Best Teen Books of the Year, Kirkus Reviews
Junior Library Guild selection
“Riveting.” —Kirkus, starred review
“A testament to the strength of enduring cultural traditions and the possibility of finding family in the unlikeliest places.” —Publishers Weekly, starred review
“This poetic, historical novel is an important addition to libraries given its focus on the consequences of U.S. involvement in Bolivian politics.” —School Library Journal, starred review
“There are writers and there is Melanie Crowder, who advances the art form to such a degree that when you reach the last page you can only hope that she will bless you with another literary masterpiece. Her young adult novel is raw, gripping, poetic and bold as it tackles the lingering aspect of colonialism in South America’s poorest country and America’s unscrupulous War On Drugs in the region. Crowder takes you on an emotional pilgrimage that you won’t want to end.” —RT Book Reviews, five star gold
It’s 1999 in Bolivia and Francisco’s life consists of school, soccer, and trying to find space for himself in his family’s cramped yet boisterous home. But when his father is arrested on false charges and sent to prison by a corrupt system that targets the uneducated, the poor, and the indigenous majority, Francisco’s mother abandons hope and her family. Francisco and his sister are left with no choice: They must move into the prison with their father. There, they find a world unlike anything they’ve ever known, where everything a door, a mattress, protection from other inmates has its price.

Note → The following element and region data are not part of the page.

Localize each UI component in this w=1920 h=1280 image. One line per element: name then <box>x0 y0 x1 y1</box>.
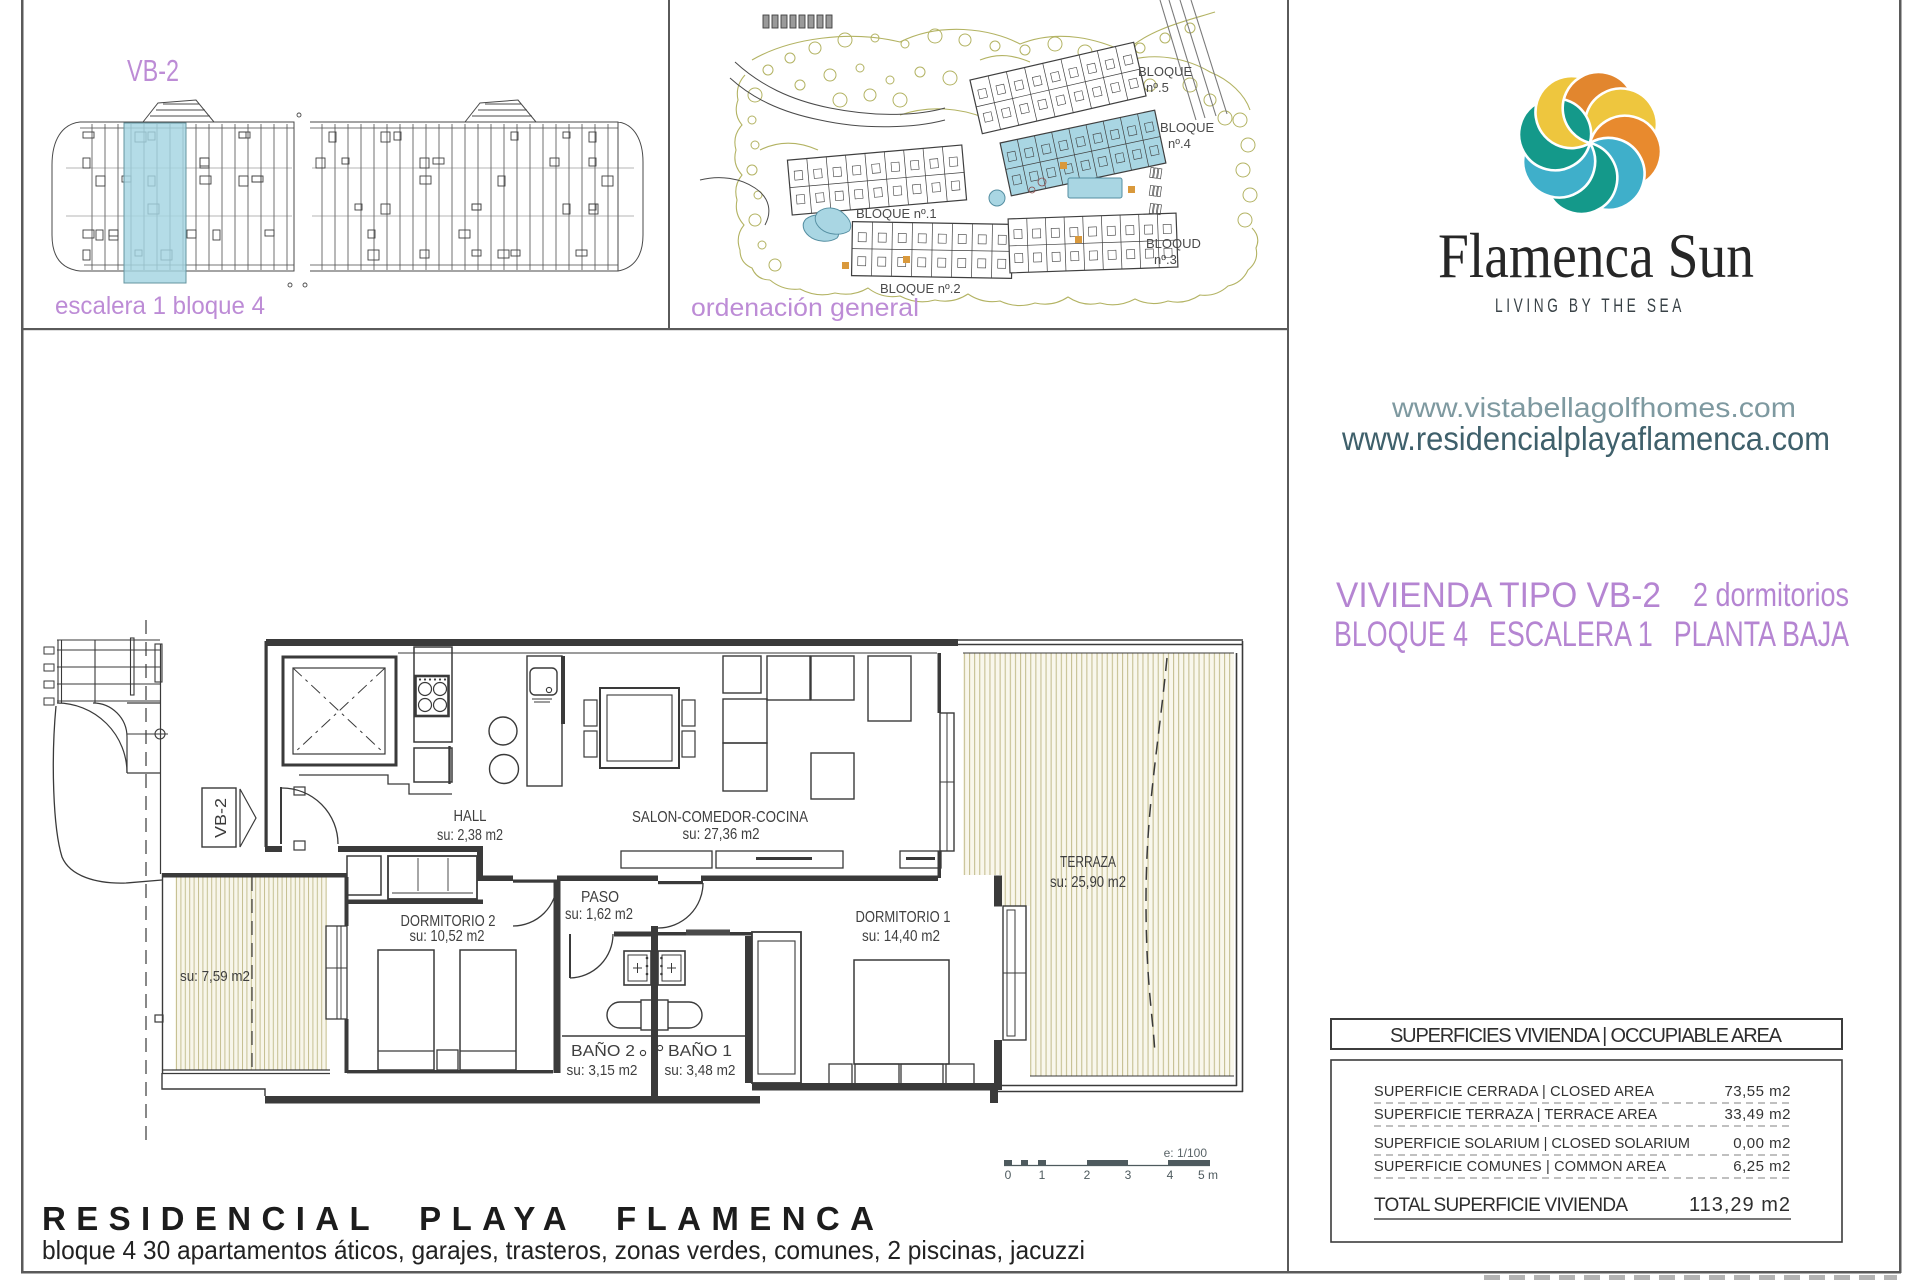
svg-text:SUPERFICIE CERRADA | CLOSED AR: SUPERFICIE CERRADA | CLOSED AREA <box>1374 1084 1654 1100</box>
svg-text:BLOQUE: BLOQUE <box>1160 120 1215 135</box>
svg-text:BLOQUE: BLOQUE <box>1138 64 1193 79</box>
svg-text:HALL: HALL <box>454 808 487 825</box>
svg-text:0: 0 <box>1005 1168 1012 1182</box>
svg-text:33,49 m2: 33,49 m2 <box>1724 1106 1791 1123</box>
svg-text:DORMITORIO 1: DORMITORIO 1 <box>856 909 951 926</box>
svg-text:VIVIENDA TIPO VB-2: VIVIENDA TIPO VB-2 <box>1336 576 1661 615</box>
svg-text:su: 7,59 m2: su: 7,59 m2 <box>180 968 250 985</box>
svg-text:bloque 4 30 apartamentos ático: bloque 4 30 apartamentos áticos, garajes… <box>42 1235 1085 1265</box>
svg-text:su: 10,52 m2: su: 10,52 m2 <box>410 928 485 945</box>
svg-text:escalera 1 bloque 4: escalera 1 bloque 4 <box>55 292 265 320</box>
svg-text:BLOQUE nº.1: BLOQUE nº.1 <box>856 206 937 221</box>
svg-text:SALON-COMEDOR-COCINA: SALON-COMEDOR-COCINA <box>632 809 808 826</box>
svg-text:www.residencialplayaflamenca.c: www.residencialplayaflamenca.com <box>1341 420 1830 457</box>
svg-text:TOTAL SUPERFICIE VIVIENDA: TOTAL SUPERFICIE VIVIENDA <box>1374 1195 1628 1216</box>
svg-text:SUPERFICIE TERRAZA | TERRACE: SUPERFICIE TERRAZA | TERRACE AREA <box>1374 1107 1657 1123</box>
svg-text:2 dormitorios: 2 dormitorios <box>1693 576 1849 613</box>
svg-text:nº.4: nº.4 <box>1168 136 1191 151</box>
svg-text:113,29 m2: 113,29 m2 <box>1689 1194 1791 1216</box>
svg-text:Flamenca Sun: Flamenca Sun <box>1438 220 1754 291</box>
svg-text:su: 1,62 m2: su: 1,62 m2 <box>565 906 633 923</box>
svg-text:BLOQUE 4 ESCALERA 1 PLANTA B: BLOQUE 4 ESCALERA 1 PLANTA BAJA <box>1334 615 1849 654</box>
svg-text:SUPERFICIE COMUNES | COMMON AR: SUPERFICIE COMUNES | COMMON AREA <box>1374 1159 1666 1175</box>
svg-text:su: 27,36 m2: su: 27,36 m2 <box>683 826 760 843</box>
svg-text:3: 3 <box>1125 1168 1132 1182</box>
svg-text:VB-2: VB-2 <box>213 798 230 838</box>
svg-text:su: 2,38 m2: su: 2,38 m2 <box>437 827 503 844</box>
svg-text:2: 2 <box>1084 1168 1091 1182</box>
svg-text:su: 25,90 m2: su: 25,90 m2 <box>1050 874 1126 891</box>
svg-text:6,25 m2: 6,25 m2 <box>1733 1158 1791 1175</box>
svg-text:PASO: PASO <box>581 889 619 906</box>
svg-text:su: 3,15 m2: su: 3,15 m2 <box>567 1062 638 1079</box>
svg-text:VB-2: VB-2 <box>127 53 179 88</box>
svg-text:TERRAZA: TERRAZA <box>1060 854 1117 871</box>
svg-text:RESIDENCIAL PLAYA FLAMENCA: RESIDENCIAL PLAYA FLAMENCA <box>42 1200 887 1237</box>
svg-text:nº.3: nº.3 <box>1154 252 1177 267</box>
svg-text:5 m: 5 m <box>1198 1168 1218 1182</box>
svg-text:BAÑO 2: BAÑO 2 <box>571 1043 635 1060</box>
svg-text:nº.5: nº.5 <box>1146 80 1169 95</box>
svg-text:4: 4 <box>1167 1168 1174 1182</box>
svg-text:BLOQUD: BLOQUD <box>1146 236 1201 251</box>
svg-text:SUPERFICIE SOLARIUM | CLOSED S: SUPERFICIE SOLARIUM | CLOSED SOLARIUM <box>1374 1136 1690 1152</box>
svg-text:LIVING BY THE SEA: LIVING BY THE SEA <box>1495 296 1685 317</box>
svg-text:1: 1 <box>1039 1168 1046 1182</box>
svg-text:73,55 m2: 73,55 m2 <box>1724 1083 1791 1100</box>
svg-text:BAÑO 1: BAÑO 1 <box>668 1043 732 1060</box>
svg-text:su: 14,40 m2: su: 14,40 m2 <box>862 928 940 945</box>
svg-text:e: 1/100: e: 1/100 <box>1164 1146 1208 1160</box>
svg-text:www.vistabellagolfhomes.com: www.vistabellagolfhomes.com <box>1391 392 1796 423</box>
svg-text:0,00 m2: 0,00 m2 <box>1733 1135 1791 1152</box>
svg-text:ordenación general: ordenación general <box>691 294 919 322</box>
svg-text:SUPERFICIES VIVIENDA | OCCUPIA: SUPERFICIES VIVIENDA | OCCUPIABLE AREA <box>1390 1025 1783 1047</box>
svg-text:su: 3,48 m2: su: 3,48 m2 <box>665 1062 736 1079</box>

Prison life is dirty, dire, and dehumanizing. With their lives upended, Francisco faces an impossible decision: Break up the family and take his sister to their grandparents in the Andean highlands, fleeing the city and the future that was just within his grasp, or remain together in the increasingly dangerous prison. Pulled between two equally undesirable options, Francisco must confront everything he once believed about the world around him and his place within it.
In this heart-wrenching novel inspired by real events, Melanie Crowder sheds light on a little-known era of modern South American history where injustice still darkens the minds and hearts of people alike and proves that hope can be found, even in the most desperate places.